A brute-force search also led to a four term solution in that case

x¹=1, x²=7, x³=10 and x⁴=17.

Le Monde puzzle [#1157]

The weekly puzzle from Le Monde is an empty (?) challenge:

Kimmernaq and Aputsiaq play a game where Kimmernaq picks ten different integers between 1 and 100, and Aputsiaq must find a partition of these integers into two groups with identical sums. Who is winning?

Indeed, if the sums are equal, then the sum of their sums is even, meaning the sum of the ten integers is even. Any choice of these integers such that the sum is odd is a sure win for Kimmernaq. End of the lame game (if I understood its wording correctly!). If some integers can be left out of the groups, then both solutions seem possible: calling the R code

P=1;M=1e3
while (P<M){
a=sample(1:M,10);P=Q=0
while((P<M)&(!Q)){
t=sample(1:7,1)     #size of subset
o=1         #total sum must be even
while(!!(s<-sum(o))%%2)o=sample(a,10-t)
Q=max(2*cumsum(b<-sample(o))==s)
P=P+1}}

I found no solution (i.e. exiting the outer while loop) for M not too large…  So Aputsiaq is apparently winning. Le Monde solution considers the 2¹⁰-1=1023 possible sums made out of 10 integers, which cannot exceed 955, hence some of these sums must be equal (and the same applies when removing the common terms from both sums!). When considering the second half of the question

What if Kimmernaq picks 6 distinct integers between 1 and 40, and Aputsiaq must find a partition of these integers into two groups with identical sums. Who is winning?

recycling the above R code produced subsets systematically hitting the upper bound M, for much larger values. So Kimmernaq should have a mean to pick 6 integers such that any subgroup cannot be broken into two parts with identical sums. One of the outcomes being

 
> a
[1] 36 38 30 18  1 22

one can check that all the possible sums differ:

aa=a
for(i in 2:5){
 bb=NULL
 while(length(bb)<choose(6,i))bb=unique(c(bb,sum(sample(a,i))))
 aa=c(aa,bb)}
unique(aa)

and the outcome is indeed of length 2⁶-2=62!

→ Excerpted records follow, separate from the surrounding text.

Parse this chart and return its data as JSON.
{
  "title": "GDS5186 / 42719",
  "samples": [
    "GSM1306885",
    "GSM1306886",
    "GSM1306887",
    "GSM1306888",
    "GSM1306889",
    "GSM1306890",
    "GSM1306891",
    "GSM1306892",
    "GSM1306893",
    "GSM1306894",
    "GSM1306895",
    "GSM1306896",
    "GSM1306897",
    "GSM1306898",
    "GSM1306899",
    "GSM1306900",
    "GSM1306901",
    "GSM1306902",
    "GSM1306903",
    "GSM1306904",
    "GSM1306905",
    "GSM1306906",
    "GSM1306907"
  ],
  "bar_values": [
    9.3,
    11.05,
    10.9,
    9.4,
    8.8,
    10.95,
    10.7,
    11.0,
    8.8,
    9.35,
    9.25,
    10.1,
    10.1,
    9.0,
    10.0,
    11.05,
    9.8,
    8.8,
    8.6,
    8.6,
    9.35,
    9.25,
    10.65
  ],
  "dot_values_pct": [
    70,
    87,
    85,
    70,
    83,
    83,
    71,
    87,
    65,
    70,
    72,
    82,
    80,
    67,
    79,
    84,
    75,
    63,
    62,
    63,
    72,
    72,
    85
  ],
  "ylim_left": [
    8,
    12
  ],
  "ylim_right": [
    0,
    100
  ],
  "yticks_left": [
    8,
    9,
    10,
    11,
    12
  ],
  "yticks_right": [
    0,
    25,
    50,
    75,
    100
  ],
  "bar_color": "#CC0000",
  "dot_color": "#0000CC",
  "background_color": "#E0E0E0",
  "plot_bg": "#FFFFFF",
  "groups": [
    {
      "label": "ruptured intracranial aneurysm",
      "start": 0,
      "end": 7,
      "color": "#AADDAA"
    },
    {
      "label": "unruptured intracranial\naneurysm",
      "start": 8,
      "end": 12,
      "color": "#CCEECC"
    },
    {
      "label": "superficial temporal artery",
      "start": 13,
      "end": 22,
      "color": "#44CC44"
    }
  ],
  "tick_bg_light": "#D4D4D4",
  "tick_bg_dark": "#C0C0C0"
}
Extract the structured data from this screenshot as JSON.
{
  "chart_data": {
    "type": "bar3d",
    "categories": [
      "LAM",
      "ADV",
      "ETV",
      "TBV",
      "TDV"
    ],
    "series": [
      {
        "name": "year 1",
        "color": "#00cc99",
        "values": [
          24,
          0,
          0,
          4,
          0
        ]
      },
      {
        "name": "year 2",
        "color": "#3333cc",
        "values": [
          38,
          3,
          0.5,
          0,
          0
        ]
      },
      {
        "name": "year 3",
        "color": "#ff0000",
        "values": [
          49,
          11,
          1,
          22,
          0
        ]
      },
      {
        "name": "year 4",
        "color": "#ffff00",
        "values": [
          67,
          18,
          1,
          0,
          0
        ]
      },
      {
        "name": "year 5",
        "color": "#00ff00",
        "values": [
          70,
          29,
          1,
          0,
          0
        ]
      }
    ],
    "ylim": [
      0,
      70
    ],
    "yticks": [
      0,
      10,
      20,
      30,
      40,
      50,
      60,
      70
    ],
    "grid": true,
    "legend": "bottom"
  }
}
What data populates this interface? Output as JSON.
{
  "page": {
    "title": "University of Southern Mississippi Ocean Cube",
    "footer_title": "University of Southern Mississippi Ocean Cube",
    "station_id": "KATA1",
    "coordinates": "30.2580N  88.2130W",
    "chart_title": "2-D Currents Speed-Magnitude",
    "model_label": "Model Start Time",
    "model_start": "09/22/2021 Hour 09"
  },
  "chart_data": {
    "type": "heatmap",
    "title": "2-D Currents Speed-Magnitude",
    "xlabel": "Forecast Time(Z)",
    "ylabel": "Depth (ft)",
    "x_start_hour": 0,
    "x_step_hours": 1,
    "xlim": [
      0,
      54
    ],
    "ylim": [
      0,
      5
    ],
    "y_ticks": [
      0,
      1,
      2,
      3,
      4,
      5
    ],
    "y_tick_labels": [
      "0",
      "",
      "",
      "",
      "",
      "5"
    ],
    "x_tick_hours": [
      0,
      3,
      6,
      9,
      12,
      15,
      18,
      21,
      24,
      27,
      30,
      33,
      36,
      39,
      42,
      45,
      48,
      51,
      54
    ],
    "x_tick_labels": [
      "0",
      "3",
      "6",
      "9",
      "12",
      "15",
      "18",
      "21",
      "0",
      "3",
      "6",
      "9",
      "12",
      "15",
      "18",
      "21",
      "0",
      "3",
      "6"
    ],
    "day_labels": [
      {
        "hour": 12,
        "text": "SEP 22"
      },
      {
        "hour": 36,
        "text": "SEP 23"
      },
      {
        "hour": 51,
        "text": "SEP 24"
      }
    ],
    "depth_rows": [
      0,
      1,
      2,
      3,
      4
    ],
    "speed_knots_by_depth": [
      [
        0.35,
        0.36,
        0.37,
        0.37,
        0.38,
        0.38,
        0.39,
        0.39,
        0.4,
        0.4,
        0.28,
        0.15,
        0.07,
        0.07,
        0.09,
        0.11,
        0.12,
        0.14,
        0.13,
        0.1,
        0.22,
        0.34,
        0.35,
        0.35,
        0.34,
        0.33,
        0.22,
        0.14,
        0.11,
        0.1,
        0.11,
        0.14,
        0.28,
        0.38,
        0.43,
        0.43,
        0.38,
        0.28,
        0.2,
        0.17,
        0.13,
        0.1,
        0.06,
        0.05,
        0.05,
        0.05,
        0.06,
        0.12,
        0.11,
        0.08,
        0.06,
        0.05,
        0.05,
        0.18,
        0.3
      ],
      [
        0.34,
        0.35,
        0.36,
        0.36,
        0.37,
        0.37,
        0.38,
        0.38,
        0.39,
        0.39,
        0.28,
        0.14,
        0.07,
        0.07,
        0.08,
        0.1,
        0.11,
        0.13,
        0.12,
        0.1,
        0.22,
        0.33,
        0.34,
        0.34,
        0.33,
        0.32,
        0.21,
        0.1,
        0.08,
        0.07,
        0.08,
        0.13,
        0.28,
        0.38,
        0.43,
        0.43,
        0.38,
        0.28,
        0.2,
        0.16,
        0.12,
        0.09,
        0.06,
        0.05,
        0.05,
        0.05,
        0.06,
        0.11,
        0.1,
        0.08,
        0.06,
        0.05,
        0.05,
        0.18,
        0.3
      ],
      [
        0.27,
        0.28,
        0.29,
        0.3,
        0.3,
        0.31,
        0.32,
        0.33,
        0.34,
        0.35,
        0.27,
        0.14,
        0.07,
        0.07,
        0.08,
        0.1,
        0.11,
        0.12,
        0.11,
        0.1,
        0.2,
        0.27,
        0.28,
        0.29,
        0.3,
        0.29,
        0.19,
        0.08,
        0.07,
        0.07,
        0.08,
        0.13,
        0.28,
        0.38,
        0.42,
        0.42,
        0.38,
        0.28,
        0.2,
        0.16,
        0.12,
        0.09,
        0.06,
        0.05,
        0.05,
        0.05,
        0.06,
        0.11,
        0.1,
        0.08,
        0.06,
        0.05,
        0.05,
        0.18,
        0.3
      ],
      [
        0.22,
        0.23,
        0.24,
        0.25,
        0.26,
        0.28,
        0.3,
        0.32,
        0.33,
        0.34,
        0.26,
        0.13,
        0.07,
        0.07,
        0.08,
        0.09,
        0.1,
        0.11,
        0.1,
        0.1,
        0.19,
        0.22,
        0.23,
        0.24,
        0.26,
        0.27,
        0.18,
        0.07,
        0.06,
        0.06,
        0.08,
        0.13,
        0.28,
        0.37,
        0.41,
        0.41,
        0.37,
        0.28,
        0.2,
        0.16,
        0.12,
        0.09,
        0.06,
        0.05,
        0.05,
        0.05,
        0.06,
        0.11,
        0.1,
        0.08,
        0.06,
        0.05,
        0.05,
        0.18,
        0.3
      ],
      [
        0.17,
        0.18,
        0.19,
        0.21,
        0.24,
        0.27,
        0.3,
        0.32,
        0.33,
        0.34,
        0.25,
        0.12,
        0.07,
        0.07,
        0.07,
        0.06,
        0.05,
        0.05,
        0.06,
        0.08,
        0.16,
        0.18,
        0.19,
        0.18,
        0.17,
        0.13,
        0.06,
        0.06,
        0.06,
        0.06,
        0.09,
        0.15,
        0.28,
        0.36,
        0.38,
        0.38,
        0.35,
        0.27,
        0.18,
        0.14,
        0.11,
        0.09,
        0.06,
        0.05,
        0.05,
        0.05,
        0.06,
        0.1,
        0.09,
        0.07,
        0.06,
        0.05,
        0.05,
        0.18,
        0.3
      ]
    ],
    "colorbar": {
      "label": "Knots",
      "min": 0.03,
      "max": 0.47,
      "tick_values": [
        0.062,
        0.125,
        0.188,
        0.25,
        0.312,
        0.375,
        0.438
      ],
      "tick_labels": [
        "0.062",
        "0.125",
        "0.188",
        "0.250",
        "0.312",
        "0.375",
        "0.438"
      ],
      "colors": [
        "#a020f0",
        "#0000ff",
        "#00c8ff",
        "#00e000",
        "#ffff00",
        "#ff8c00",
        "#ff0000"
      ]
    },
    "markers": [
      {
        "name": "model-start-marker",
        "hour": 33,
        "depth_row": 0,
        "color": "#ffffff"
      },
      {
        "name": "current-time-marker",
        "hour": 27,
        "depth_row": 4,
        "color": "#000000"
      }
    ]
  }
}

As an aside, a strange [to me at least] R “mistake” was that when recycling the variable F in a code-golfing spirit, since it is equal to zero by default, rather than defining a new Q:

while((P<M)&(!F)){
...
F=max(2*cumsum(b<-sample(o))==s)
P=P+1}

the counter P was not getting updated!

Le Monde puzzle [#1155]

The weekly puzzle from Le Monde is another Sudoku challenge:

Anahera and Wiremu play a game for T rounds. They successively pick a digit between 1 and 3, never repeating the previous one, and sum these digits. The last to play wins if the sum is a multiple of 3. Who is the winner for an optimal strategy?

By a simple dynamic programming of the optimal strategy at each step

N=3
A=matrix(-1,20,N)
A[1,1:N]=1:N
for (T in 2:20)
for (i in 1:N) A[T,i]=i+ifelse(!T%%2, #parity check
max((i+A[T-1,-i])%%3), #avoid zero
min((i+A[T-1,-i])%%3)) #seek zero

the first to play can always win the game. Not fun!